The outline of lights within shewed around the edges of the dark window-curtains so they knew that Alfred and Surama were at work. Suddenly from the interior came a thin, subdued sound like a cry of a child—a plaintive call of “Mamma! Mamma!” at which Dick barked, while James and Georgina started perceptibly. Then Georgina smiled, remembering the parrots that Clarendon always kept for experimental uses, and patted Dick on the head either to forgive him for having fooled her and Dalton, or to console him for having been fooled himself.
As they turned slowly toward the house Dalton mentioned his resolve to speak to Alfred that evening about their engagement, and Georgina supplied no objection. She knew that her brother would not relish the loss of a faithful manager and companion, but believed his affection would place no barrier in the way of her happiness.
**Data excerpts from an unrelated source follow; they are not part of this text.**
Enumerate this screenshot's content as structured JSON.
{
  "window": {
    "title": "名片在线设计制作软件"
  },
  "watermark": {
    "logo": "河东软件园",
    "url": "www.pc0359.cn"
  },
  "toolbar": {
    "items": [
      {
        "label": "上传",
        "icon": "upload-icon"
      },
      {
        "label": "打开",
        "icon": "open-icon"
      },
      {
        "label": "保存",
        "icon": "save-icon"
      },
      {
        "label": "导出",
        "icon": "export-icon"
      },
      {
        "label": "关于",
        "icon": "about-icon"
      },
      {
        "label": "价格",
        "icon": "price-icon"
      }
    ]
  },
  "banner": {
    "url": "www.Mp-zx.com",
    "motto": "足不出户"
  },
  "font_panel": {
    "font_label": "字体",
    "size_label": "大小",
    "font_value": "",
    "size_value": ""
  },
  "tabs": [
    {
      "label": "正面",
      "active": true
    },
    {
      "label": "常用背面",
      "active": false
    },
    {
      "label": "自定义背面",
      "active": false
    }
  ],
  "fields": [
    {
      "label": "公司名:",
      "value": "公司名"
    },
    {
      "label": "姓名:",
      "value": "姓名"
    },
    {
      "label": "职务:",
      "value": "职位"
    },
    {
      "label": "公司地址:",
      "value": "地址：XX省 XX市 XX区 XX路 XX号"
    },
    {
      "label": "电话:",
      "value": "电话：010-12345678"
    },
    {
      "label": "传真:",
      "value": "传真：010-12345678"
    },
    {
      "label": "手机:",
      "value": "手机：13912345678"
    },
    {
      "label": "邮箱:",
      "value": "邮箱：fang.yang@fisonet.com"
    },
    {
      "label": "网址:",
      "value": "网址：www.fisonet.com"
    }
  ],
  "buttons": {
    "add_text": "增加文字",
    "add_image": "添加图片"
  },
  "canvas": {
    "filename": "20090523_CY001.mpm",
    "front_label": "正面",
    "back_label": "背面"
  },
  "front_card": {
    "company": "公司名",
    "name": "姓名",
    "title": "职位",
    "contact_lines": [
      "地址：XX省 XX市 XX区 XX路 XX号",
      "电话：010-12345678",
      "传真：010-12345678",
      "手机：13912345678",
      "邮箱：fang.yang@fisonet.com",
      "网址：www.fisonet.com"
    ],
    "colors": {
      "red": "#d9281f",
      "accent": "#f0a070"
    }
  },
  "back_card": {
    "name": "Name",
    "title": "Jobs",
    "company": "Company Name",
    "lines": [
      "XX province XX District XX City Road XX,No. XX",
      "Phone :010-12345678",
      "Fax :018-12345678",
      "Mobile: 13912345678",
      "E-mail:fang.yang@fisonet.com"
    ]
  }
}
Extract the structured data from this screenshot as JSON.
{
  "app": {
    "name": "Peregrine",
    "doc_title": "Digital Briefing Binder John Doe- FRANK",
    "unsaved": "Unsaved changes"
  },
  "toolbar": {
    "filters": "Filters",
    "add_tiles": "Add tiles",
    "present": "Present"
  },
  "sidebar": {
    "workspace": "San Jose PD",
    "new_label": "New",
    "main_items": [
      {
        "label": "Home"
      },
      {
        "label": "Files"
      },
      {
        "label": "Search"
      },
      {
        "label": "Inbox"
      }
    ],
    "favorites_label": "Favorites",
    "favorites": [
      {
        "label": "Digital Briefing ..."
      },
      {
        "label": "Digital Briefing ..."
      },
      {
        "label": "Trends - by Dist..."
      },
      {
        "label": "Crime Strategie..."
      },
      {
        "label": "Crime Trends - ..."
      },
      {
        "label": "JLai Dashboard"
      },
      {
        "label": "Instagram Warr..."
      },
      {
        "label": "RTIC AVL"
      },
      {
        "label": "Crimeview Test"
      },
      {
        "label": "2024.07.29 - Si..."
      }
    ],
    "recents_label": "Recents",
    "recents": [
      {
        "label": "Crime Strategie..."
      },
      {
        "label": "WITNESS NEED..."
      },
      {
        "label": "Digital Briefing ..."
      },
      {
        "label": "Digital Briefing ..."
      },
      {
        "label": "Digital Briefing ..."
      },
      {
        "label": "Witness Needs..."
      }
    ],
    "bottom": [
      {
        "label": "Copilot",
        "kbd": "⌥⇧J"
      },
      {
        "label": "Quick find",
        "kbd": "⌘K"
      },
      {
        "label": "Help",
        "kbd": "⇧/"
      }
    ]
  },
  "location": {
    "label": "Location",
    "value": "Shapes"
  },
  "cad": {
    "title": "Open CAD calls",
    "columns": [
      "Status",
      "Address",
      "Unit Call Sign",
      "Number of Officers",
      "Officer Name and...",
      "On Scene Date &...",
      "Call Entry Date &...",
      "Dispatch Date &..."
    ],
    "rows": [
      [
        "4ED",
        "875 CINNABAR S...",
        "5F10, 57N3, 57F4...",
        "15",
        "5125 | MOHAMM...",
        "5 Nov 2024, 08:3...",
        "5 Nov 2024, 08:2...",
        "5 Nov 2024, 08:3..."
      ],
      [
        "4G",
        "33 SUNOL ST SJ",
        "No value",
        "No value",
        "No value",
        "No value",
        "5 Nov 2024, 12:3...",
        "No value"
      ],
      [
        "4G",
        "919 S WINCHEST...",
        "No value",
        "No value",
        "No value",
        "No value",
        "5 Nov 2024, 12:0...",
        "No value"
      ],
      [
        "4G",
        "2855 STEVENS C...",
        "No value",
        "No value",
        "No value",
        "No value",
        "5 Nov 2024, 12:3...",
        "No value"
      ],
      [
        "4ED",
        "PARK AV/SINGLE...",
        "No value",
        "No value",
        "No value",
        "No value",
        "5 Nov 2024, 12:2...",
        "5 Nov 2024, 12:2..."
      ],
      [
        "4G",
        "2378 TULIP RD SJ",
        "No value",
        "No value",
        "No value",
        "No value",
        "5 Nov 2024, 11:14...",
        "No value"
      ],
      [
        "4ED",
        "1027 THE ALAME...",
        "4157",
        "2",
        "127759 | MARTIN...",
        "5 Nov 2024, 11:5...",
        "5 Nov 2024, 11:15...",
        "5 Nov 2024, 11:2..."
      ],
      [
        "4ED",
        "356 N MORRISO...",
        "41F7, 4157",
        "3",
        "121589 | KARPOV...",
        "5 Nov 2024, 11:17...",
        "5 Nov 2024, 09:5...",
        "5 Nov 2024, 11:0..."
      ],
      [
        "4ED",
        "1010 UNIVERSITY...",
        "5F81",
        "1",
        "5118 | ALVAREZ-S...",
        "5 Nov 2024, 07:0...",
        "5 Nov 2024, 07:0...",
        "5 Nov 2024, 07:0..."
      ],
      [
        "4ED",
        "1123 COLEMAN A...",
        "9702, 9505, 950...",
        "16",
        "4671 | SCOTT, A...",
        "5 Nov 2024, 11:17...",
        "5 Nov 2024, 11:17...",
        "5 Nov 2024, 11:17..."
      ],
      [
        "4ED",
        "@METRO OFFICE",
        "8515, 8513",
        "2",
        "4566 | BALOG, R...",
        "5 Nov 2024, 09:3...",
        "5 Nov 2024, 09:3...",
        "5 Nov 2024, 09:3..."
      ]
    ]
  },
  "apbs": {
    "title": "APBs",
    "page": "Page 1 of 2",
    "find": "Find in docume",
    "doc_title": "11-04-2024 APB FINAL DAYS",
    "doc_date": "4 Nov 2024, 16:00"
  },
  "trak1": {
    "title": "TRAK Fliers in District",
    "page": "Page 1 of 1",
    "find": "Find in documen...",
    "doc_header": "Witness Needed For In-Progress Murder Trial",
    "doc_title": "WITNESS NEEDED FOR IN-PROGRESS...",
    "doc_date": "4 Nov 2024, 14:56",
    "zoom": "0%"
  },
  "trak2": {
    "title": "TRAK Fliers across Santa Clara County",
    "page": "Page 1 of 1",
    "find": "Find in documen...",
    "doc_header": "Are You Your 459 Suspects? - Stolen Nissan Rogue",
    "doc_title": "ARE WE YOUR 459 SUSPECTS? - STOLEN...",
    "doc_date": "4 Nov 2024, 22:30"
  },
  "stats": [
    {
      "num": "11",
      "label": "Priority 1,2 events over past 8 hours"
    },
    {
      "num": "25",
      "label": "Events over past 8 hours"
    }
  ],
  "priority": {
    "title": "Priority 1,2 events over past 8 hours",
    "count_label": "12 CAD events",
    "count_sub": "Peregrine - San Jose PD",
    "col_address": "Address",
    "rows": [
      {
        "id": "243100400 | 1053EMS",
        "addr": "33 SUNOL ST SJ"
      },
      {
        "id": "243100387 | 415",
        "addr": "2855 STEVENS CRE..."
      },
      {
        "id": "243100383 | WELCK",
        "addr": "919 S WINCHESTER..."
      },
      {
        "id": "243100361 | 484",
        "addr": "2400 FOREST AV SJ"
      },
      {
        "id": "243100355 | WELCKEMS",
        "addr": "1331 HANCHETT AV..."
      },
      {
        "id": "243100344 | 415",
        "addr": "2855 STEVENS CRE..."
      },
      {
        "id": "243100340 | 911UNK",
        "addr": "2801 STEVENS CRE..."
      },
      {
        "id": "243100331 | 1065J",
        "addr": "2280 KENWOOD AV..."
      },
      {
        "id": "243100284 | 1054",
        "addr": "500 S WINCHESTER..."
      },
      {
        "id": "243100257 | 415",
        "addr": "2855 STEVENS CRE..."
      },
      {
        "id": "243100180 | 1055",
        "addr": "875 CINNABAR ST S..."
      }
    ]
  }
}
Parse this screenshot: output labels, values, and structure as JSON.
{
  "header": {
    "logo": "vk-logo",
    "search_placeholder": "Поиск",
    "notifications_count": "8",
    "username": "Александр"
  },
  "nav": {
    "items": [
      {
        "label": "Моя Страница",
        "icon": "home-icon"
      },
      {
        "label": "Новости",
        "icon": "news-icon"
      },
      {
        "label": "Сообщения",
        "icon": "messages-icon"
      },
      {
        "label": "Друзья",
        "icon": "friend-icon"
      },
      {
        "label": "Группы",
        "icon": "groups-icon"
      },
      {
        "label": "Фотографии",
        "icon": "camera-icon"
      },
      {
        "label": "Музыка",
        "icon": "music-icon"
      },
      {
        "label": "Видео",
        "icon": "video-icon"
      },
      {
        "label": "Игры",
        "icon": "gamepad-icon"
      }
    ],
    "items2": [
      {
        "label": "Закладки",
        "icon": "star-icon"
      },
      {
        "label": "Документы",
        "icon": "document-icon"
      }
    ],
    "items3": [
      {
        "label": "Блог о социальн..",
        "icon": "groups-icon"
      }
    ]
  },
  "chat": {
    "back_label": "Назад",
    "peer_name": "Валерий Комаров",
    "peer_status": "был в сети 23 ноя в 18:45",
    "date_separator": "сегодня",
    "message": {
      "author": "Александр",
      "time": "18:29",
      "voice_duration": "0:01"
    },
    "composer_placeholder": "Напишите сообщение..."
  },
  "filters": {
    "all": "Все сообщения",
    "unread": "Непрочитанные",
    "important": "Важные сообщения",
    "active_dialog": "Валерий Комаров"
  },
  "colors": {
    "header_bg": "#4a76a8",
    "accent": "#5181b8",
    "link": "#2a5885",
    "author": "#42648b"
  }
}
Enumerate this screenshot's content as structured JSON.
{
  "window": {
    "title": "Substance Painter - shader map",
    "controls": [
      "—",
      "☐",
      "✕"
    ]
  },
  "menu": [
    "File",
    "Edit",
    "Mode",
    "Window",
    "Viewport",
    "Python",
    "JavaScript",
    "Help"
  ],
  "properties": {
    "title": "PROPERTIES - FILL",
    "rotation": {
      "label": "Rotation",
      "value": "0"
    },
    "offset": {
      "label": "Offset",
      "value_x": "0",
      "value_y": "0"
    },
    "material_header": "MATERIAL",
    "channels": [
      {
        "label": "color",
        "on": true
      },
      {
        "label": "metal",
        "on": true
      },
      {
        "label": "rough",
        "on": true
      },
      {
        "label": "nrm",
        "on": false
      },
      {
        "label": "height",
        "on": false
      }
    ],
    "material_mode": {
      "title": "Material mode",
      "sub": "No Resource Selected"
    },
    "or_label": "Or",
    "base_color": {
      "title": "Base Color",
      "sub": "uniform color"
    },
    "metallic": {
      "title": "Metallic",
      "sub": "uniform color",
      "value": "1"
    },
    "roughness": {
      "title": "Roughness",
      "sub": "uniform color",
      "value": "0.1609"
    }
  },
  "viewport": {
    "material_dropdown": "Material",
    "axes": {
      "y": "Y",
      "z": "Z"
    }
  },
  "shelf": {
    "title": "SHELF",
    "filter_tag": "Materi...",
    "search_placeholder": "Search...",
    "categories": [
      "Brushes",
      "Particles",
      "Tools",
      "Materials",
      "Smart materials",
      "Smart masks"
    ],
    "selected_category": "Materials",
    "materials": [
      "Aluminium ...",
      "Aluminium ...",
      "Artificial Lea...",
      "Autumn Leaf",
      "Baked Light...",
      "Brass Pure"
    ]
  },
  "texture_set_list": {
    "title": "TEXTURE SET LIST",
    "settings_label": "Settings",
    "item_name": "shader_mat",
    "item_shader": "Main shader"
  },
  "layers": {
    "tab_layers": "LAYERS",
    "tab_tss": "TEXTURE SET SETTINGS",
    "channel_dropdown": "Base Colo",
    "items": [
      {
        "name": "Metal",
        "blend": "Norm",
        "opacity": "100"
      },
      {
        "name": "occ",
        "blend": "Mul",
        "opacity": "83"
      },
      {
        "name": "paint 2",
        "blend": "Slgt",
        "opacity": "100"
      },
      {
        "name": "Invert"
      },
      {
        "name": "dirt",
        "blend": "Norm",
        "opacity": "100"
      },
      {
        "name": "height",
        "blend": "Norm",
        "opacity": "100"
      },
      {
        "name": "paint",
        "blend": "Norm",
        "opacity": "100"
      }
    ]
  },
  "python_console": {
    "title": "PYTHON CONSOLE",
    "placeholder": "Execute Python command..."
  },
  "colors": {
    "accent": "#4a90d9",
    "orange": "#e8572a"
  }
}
Later that evening Clarendon came into the house with a springy step and aspect less grim than usual. Dalton, seeing a good omen in this easy buoyancy, took heart as the doctor wrung his hand with a jovial “Ah, Jimmy, how’s politics this year?” He glanced at Georgina, and she quietly excused herself, while the two men settled down to a chat on general subjects. Little by little, amidst many reminders of their old youthful days, Dalton worked toward his point; till at last he came out plainly with the crucial query.
“Alf, I want to marry Georgina. Have we your blessing?”
Keenly watching his old friend, Dalton saw a shadow steal over his face. The dark eyes flashed for a moment, then veiled themselves as wonted placidity returned. So science or selfishness was at work after all!
“You’re asking an impossibility, James. Georgina isn’t the aimless butterfly she was years ago. She has a place in the
service of truth and mankind now, and that place is here. She’s decided to devote her life to my work—to the household that makes my work possible—and there’s no room for desertion or personal caprice.”
Dalton waited to see if he had finished. The same old fanaticism—humanity versus the individual—and the doctor was going to let it spoil his sister’s life! Then he tried to answer.
“But look here, Alf, do you mean to say that Georgina, in particular, is so necessary to your work that you must make a slave and martyr of her? Use your sense of proportion, man! If it were a question of Surama or somebody in the utter thick of your experiments it might be different; but after all, Georgina is only a housekeeper to you in the last analysis. She has promised to be my wife and says that she loves me. Have you the right to cut her off from the life that belongs to her? Have you the right—“
“That’ll do, James!” Clarendon’s face was set and white. “Whether or not I have the right to govern my own family is no business of an outsider.”
“Outsider—you can say that to a man who—“ Dalton almost choked as the steely voice of the doctor interrupted him again.
“An outsider to my family, and from now on an outsider to my home. Dalton, your presumption goes just a little too far! Good evening, Governor!”
And Clarendon strode from the room without extending his hand.